In September last year, the arbitration tribunal had stayed Bidvest from selling its shares to Adani Group, but on the condition that GVK Group deposit the entire purchase amount in a no-lien interest bearing escrow account by October 31, 2019. But this condition was not met by GVK.
Instead, GVK Group announced a sale of its 79 per cent stake in its airport holding company to Abu Dhabi Investment Authority, PSP Investments, and National Investment and Infrastructure Fund for Rs 7,614 crore. The proceeds from the transaction was to be used by GVK to retire around Rs 5,500-crore debt and fund the purchase of additional shares in MIAL from two South African entities — Bidvest and ACSA Global.
“It is apparent that GVK is trying to raise funds from these investors at a higher valuation and did not have funds to acquire our stake at the time of exercising its RoFR,” Bidvest said, adding “GVK Group has used the litigation
to gain time and defeat our inherent right to sell our shares”.
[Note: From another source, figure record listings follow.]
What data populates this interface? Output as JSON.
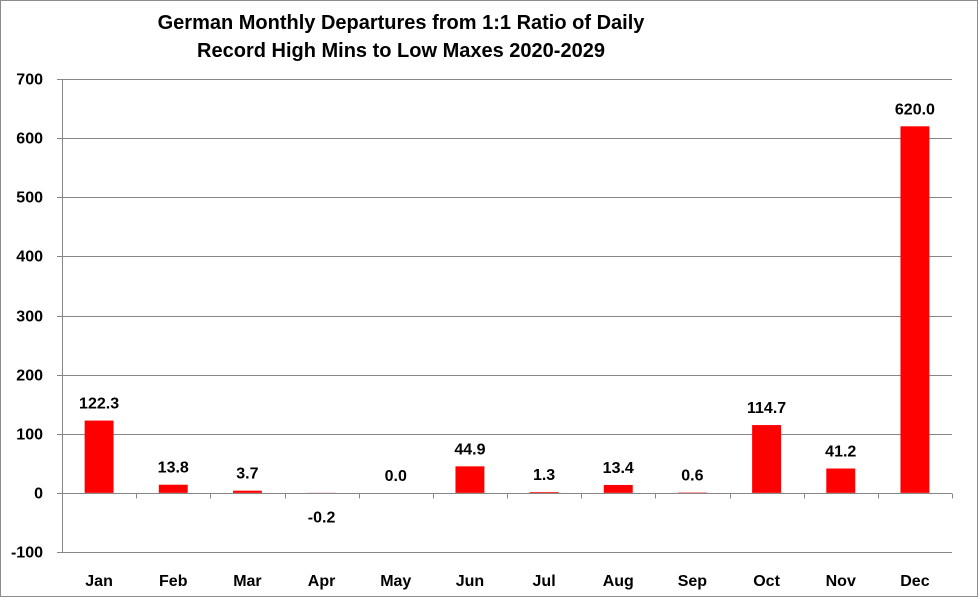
{
  "chart_data": {
    "type": "bar",
    "title_line1": "German Monthly Departures from 1:1 Ratio of Daily",
    "title_line2": "Record High Mins to Low Maxes 2020-2029",
    "xlabel": "",
    "ylabel": "",
    "categories": [
      "Jan",
      "Feb",
      "Mar",
      "Apr",
      "May",
      "Jun",
      "Jul",
      "Aug",
      "Sep",
      "Oct",
      "Nov",
      "Dec"
    ],
    "values": [
      122.3,
      13.8,
      3.7,
      -0.2,
      0.0,
      44.9,
      1.3,
      13.4,
      0.6,
      114.7,
      41.2,
      620.0
    ],
    "value_labels": [
      "122.3",
      "13.8",
      "3.7",
      "-0.2",
      "0.0",
      "44.9",
      "1.3",
      "13.4",
      "0.6",
      "114.7",
      "41.2",
      "620.0"
    ],
    "ylim": [
      -100,
      700
    ],
    "y_ticks": [
      -100,
      0,
      100,
      200,
      300,
      400,
      500,
      600,
      700
    ],
    "grid": true,
    "legend": "none",
    "bar_color": "#ff0000",
    "grid_color": "#868686"
  }
}
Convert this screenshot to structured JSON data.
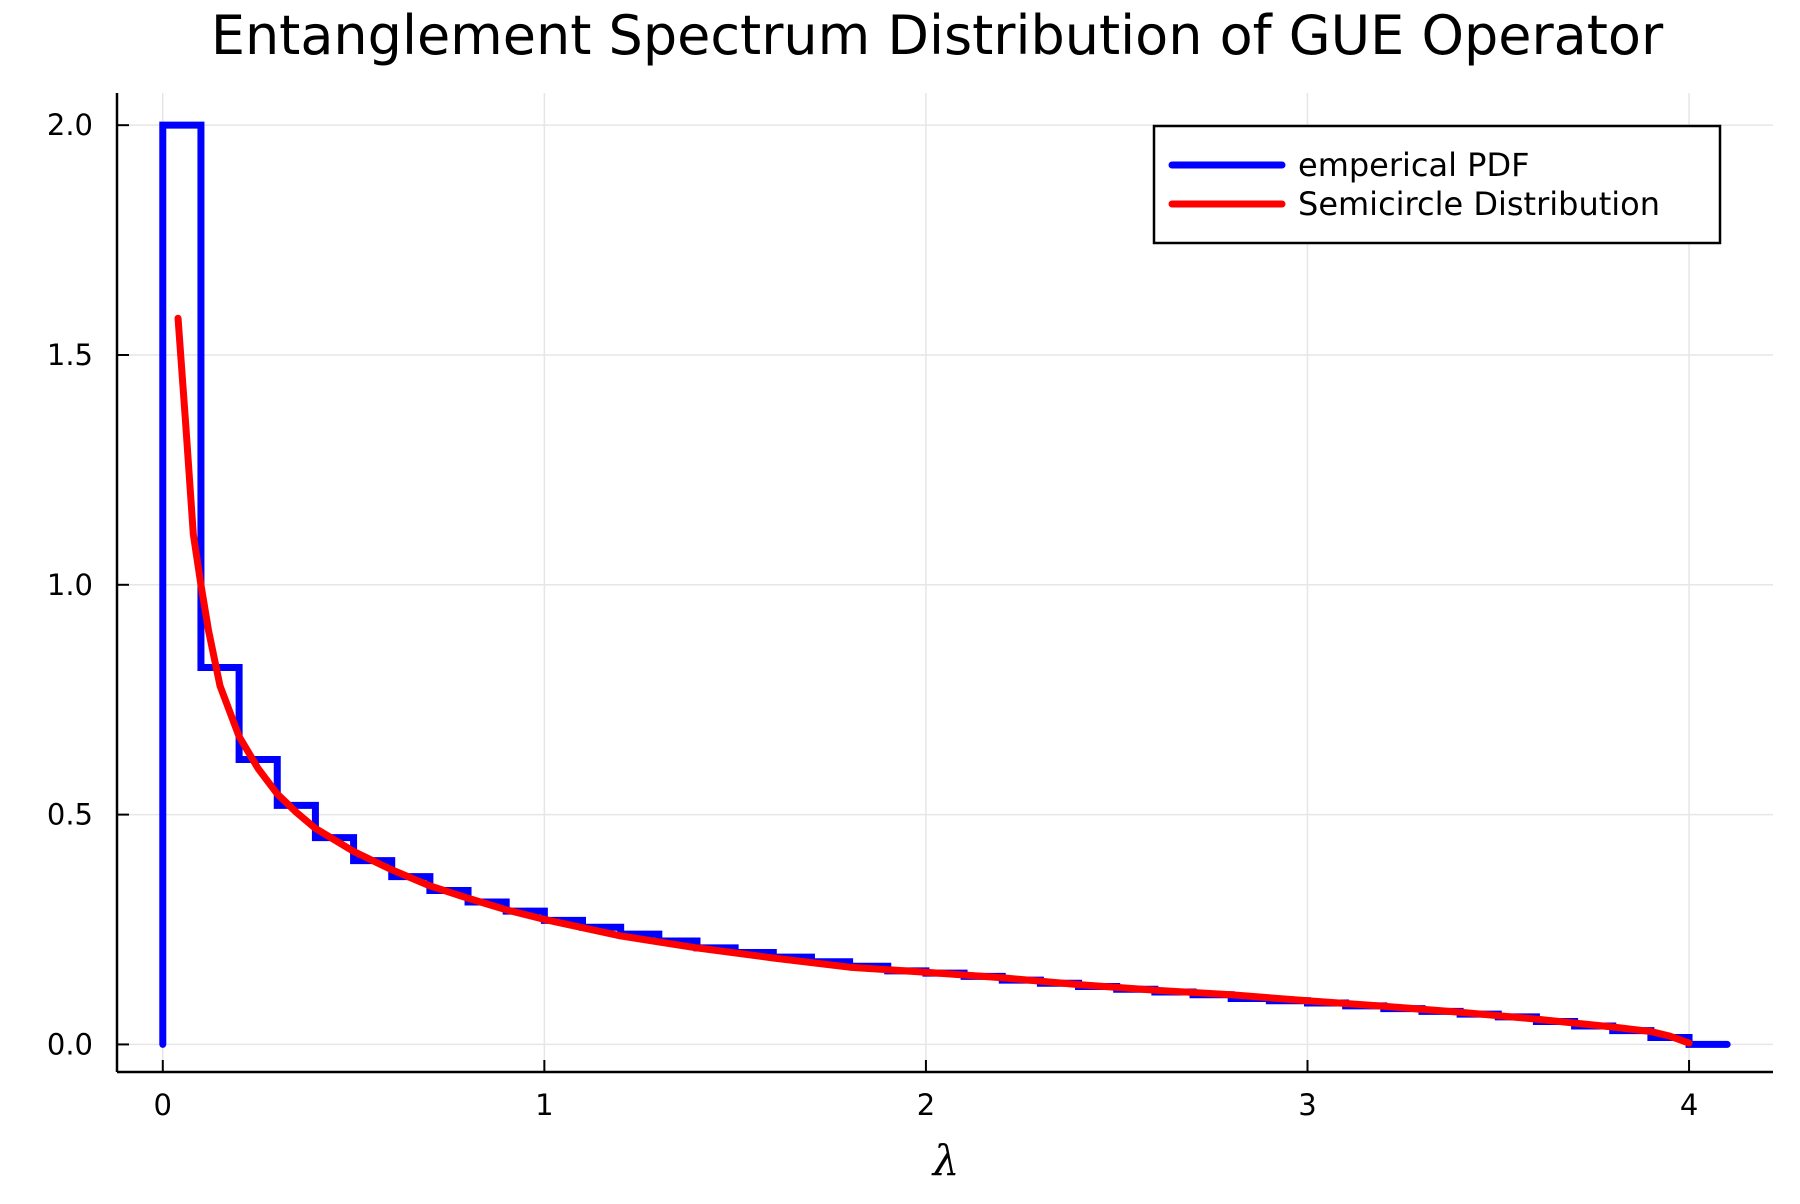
{
  "chart_data": {
    "type": "line",
    "title": "Entanglement Spectrum Distribution of GUE Operator",
    "xlabel": "λ",
    "ylabel": "",
    "xlim": [
      -0.12,
      4.22
    ],
    "ylim": [
      -0.06,
      2.07
    ],
    "xticks": [
      0,
      1,
      2,
      3,
      4
    ],
    "yticks": [
      0.0,
      0.5,
      1.0,
      1.5,
      2.0
    ],
    "xtick_labels": [
      "0",
      "1",
      "2",
      "3",
      "4"
    ],
    "ytick_labels": [
      "0.0",
      "0.5",
      "1.0",
      "1.5",
      "2.0"
    ],
    "grid": true,
    "legend_position": "top-right",
    "series": [
      {
        "name": "emperical PDF",
        "kind": "step",
        "color": "#0000ff",
        "bin_edges": [
          0.0,
          0.1,
          0.2,
          0.3,
          0.4,
          0.5,
          0.6,
          0.7,
          0.8,
          0.9,
          1.0,
          1.1,
          1.2,
          1.3,
          1.4,
          1.5,
          1.6,
          1.7,
          1.8,
          1.9,
          2.0,
          2.1,
          2.2,
          2.3,
          2.4,
          2.5,
          2.6,
          2.7,
          2.8,
          2.9,
          3.0,
          3.1,
          3.2,
          3.3,
          3.4,
          3.5,
          3.6,
          3.7,
          3.8,
          3.9,
          4.0,
          4.1
        ],
        "values": [
          2.0,
          0.82,
          0.62,
          0.52,
          0.45,
          0.4,
          0.365,
          0.335,
          0.31,
          0.29,
          0.27,
          0.255,
          0.24,
          0.225,
          0.21,
          0.2,
          0.19,
          0.18,
          0.17,
          0.16,
          0.155,
          0.148,
          0.14,
          0.133,
          0.126,
          0.12,
          0.114,
          0.108,
          0.1,
          0.095,
          0.09,
          0.084,
          0.078,
          0.072,
          0.066,
          0.06,
          0.05,
          0.04,
          0.03,
          0.015,
          0.0
        ]
      },
      {
        "name": "Semicircle Distribution",
        "kind": "line",
        "color": "#ff0000",
        "x": [
          0.04,
          0.06,
          0.08,
          0.1,
          0.12,
          0.15,
          0.2,
          0.25,
          0.3,
          0.35,
          0.4,
          0.5,
          0.6,
          0.7,
          0.8,
          0.9,
          1.0,
          1.2,
          1.4,
          1.6,
          1.8,
          2.0,
          2.2,
          2.4,
          2.6,
          2.8,
          3.0,
          3.2,
          3.4,
          3.6,
          3.8,
          3.9,
          3.95,
          4.0
        ],
        "y": [
          1.58,
          1.35,
          1.11,
          1.0,
          0.9,
          0.78,
          0.67,
          0.6,
          0.545,
          0.505,
          0.47,
          0.42,
          0.38,
          0.345,
          0.318,
          0.293,
          0.272,
          0.236,
          0.21,
          0.188,
          0.168,
          0.157,
          0.145,
          0.13,
          0.118,
          0.108,
          0.095,
          0.083,
          0.07,
          0.055,
          0.038,
          0.028,
          0.018,
          0.003
        ]
      }
    ]
  }
}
When contacted, a GVK spokesperson said GVK Group and Bidvest shared a good relationship for the past several years and Bidvest’s behaviour during the exit has been shocking for the GVK group.
“It is due to GVK’s efforts that Mumbai airport is considered as one of the best airports in the world. When Bidvest is making a very attractive return on its original investment in MIAL, GVK Group does not understand what Bidvest has against GVK buying its stake when the money has already been deposited in an escrow account," it said.
"Instead of supporting GVK to exercise its right to exercise the RoFR, Bidvest decided to collude with another Indian party and blatantly violated our shareholders agreement just to ensure GVK does not get to buy the stake. There is no logical explanation for this kind of behaviour except that it wants to create problems for MIAL when it is exiting. In addition to not following the shareholders’ agreement, it has committed serious breaches of the shareholders’ agreement and the share purchase agreement," GVK said, adding the matter is now sub judice.
"We would like to state on record that GVK has no intention to frustrate Bidvest’s exit. Instead, if it had cooperated with GVK, the transaction would have been successfully completed by now and GVK would have acquired the stake," the statement said.
Meanwhile, the arbitration panel has ruled in favour of GVK Group in the dispute between Bidvest and GVK Group, legal sources said. "We are happy that the honourable tribunal has ruled in our favour. Currently, we are in discussions with our lawyers for the future course of action and hence, it will be a bit premature to share any further details," said a GVK spokesperson.